Seorang pembaca skeptis mungkin keberatan bahwa di sini Godard tidak begitu berbeda dari François Truffaut, yang menggabungkan bentuk narasi klasik dengan narasi seni perfilman. Tapi Truffaut mencontohkan sejauh mana norma-norma narasi klasik dan seni perfilman dapat hidup berdampingan secara damai. Dia mengambil plot intrik (policier seperti di La mariee etait en noir, romantisme di Le dernier metro) dan kemudian “memperkaya” itu dengan memasukkan ke dalam psikologis dan ambiguitas terkait dengan seni perfilman. Sirene du Mississipi (1969) bercerita tentang Louis Mahe, pemilik sebuah pabrik tembakau terisolasi yang jatuh cinta dengan pengantin melalui pos hanya untuk menemukan bahwa dia adalah penipu dan pembunuh. Ketika dia meninggalkannya, ia bersumpah untuk membunuhnya. Ia membuntuti ke sebuah klub malam di Lyon dan menghadapkan padanya. Sebuah tembakan iris pistol clinches nya kanonic, nada melodramatis dari TKP. Tapi kemudian Marion mengatakan Louis hidup bahagia dia sebelum mereka bertemu, dan ia melemahkan: “Tidak ada yang ajaib tentang revolver, saya tidak bisa menarik pelatuk. “Apa yang biasanya dibahas sebagai tempering Truffaut tentang Hitchcockian bersekongkol dengan karakterisasi Renoirian turun ke yang sintesis norma Hollywood tertentu dengan pengertian seni perfilman realisme psikologis.
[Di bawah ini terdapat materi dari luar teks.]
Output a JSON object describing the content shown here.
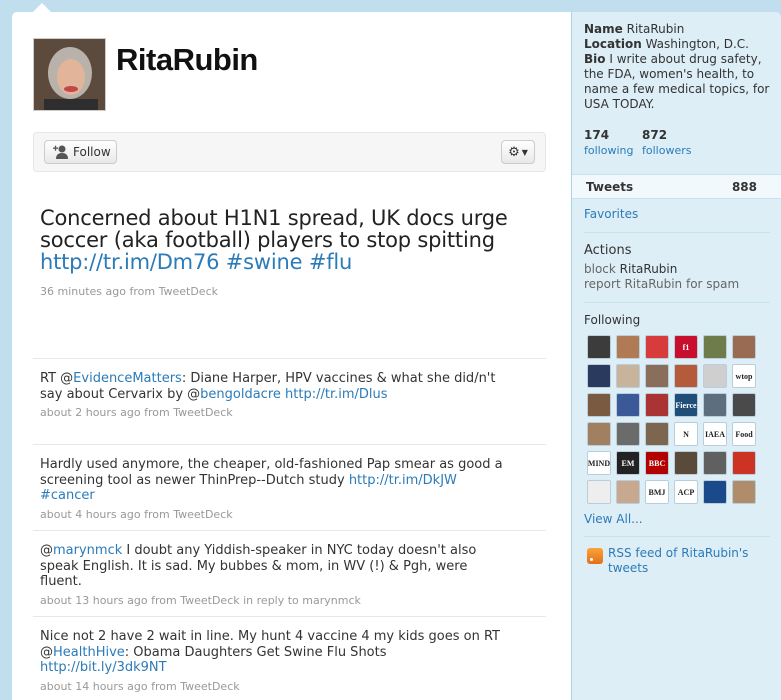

Godard tidak mensintesis norma, ia membuat mereka berbenturan. Dalam salah satu adegan dalam Une femme mariee, Charlotte bertemu kekasihnya, Robert, di bioskop Orly. Tidak hanya kedatangannya dimainkan satir (dia terlihat sembunyi-sembunyi, mengintip dari balik kacamata hitam), namun selain karena narasional mendadak terus muncul: panci di tanda (PASSAGE), close-up dekat kakinya di eskalator, sebuah masukkan dari tombol berhenti darurat (Arret D’ Urgence), diselingi close-up sekilas dan tanda bioskop,dan, begitu dia telah memasuki, sesuatu yang berlebihan close-up dari potongan cardboard Hitchcock disertai dengan sengatan dalam musik. Dalam karakteristik berlebihan, urutan mengelola parodi ketegangan konvensi dari kedua film thriller dan komentar dengan kata seru dari narator seni perfilman. Karakter dan keputusannya diperlakukan tidak ada kedalaman psikologis. Setelah Charlotte di teater, nada bergeser, dari semua film di mana untuk bertemu, mereka telah memilih Nuit et brouillard. Sekarang kita harus menerapkan kerangka seni acuan perfilman dalam semua keseriusan: kita dapat menghubungkan melihat ekspresi mereka dari film dengan kebodohan Charlotte tentang kamp konsentrasi awal (terungkap dalam bandara pertemuan dengan Roger Leenhardt). Tapi setelah pasangan pergi, kita kembali ke satir/sindiran, dengan berjalan rumit sembunyi-sembunyi ke hotel terganggu oleh tanda lain instert: prenez parti! Karakter memiliki status psikologis yang berbeda dari waktu ke waktu: pada satu titik, karikatur yang dangkal (dengan istri Bermasalah), kemudian lebih individu “solid”, kemudian karikatur lagi. (Tidak seperti karakter Truffaut ini, berperilaku normal dalam situasi normal.) Dalam film Godard, karakter menjadi gelisah membangun dari isyarat yang tepat untuk berbagai mode narasional. Daripada mengasimilasi satu strategi narasional ke yang lain dengan cara memanusiakan Truffaut, Godard hanya mendampingi satu set konvensi dengan yang lain, tidak manusiawi setiap mode dan mengungkapkan relatif kesewenang-wenangan.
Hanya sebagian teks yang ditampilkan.